The Times′ reformulation—“reflect the diversity of this great nation”—is a bit more contemporary, but just as clear about the basic purpose: to conceal what’s actually going on inside the building, or to convey a certain sort of happy impression about what the federal government might be. No doubt the Times would like to see INS internment facilities that express the diversity of this great nation.
The architecture of federal courthouses, IRS offices, and federal prisons is just not the right site for the AIA or anyone else to defend “freedom of thought and expression.” The Moynihan approach, in which your local bit of the behemoth bureaucracy should feel free to commission propaganda in any of a variety of styles, isn’t exactly an inspiring document of liberation. And the new proposed order can’t be construed as a form of censorship: though the First Amendment would not, I think, countenance imposing a uniform architectural style on private citizens or companies or non-profits, it surely doesn’t apply to restrictions by the federal government on the artistic expression of the federal government. All such expression is entirely constrained by the federal government by definition. Freedom of expression is not, contrary to the AIA’s outrage, in play at all.
Some federal buildings are nicer than others, and in responding to the proposed order the Times editorial board enumerates allegedly lovely and allegedly beloved federal courthouses, built fairly recently in a variety of styles.

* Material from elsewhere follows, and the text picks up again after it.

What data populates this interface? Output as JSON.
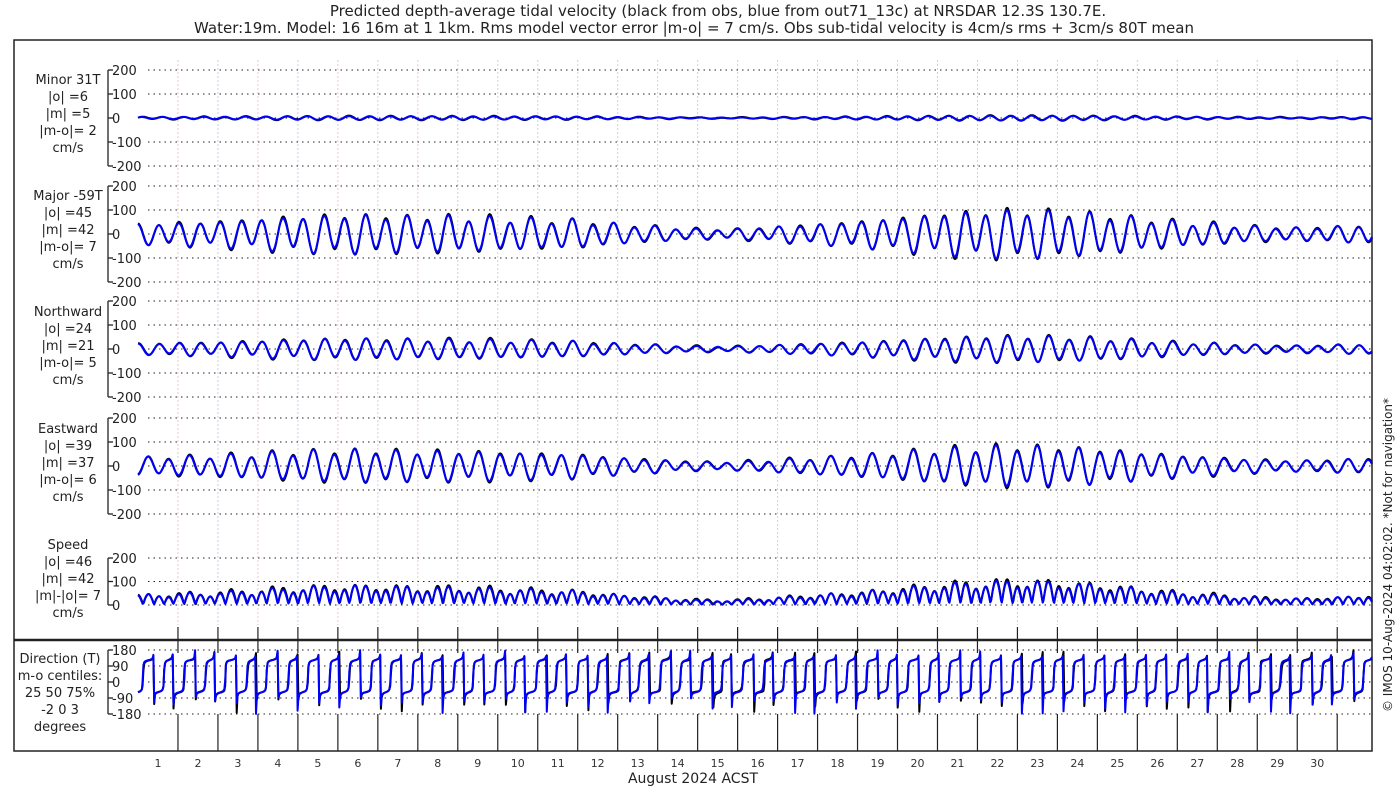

The first thing I notice as I approach a federal building is that, whatever its architectural approach, it bristles with security features. If it was built since 9/11, these features are fundamental to the design, and intended to be concealed. If you’re trying for a beautiful, site-specific, local effect, you’re still making sure that there’s no corner in which a person could conceal himself; you’re still working with a series of bollards and plazas and concrete planters meant to fend off truck bombs; you’ve still got cameras all over the exterior and interior; you’ve still got a big open entrance in which people can be stopped and searched before they enter.
In other words, even you’re working in graceful sweeping glass or simulating some sort of modernism or deconstructivism, it’s going to be entirely clear what your building, and your organization, really is: a fort manned by an occupying force. Making it pretty by making it classical or by making it quasi-Gehry or quasi-Pei is neither here nor there. Making it brutalist, however, even in its honesty, just destroys your city and makes it evident that the whole region has no time for any particular human body.
It’s sort of a dilemma for the propagandists and for the architects who serve them, but it’s definitely not a matter of human freedom, expressive or otherwise. If it’s required to have a few columns, who cares, really?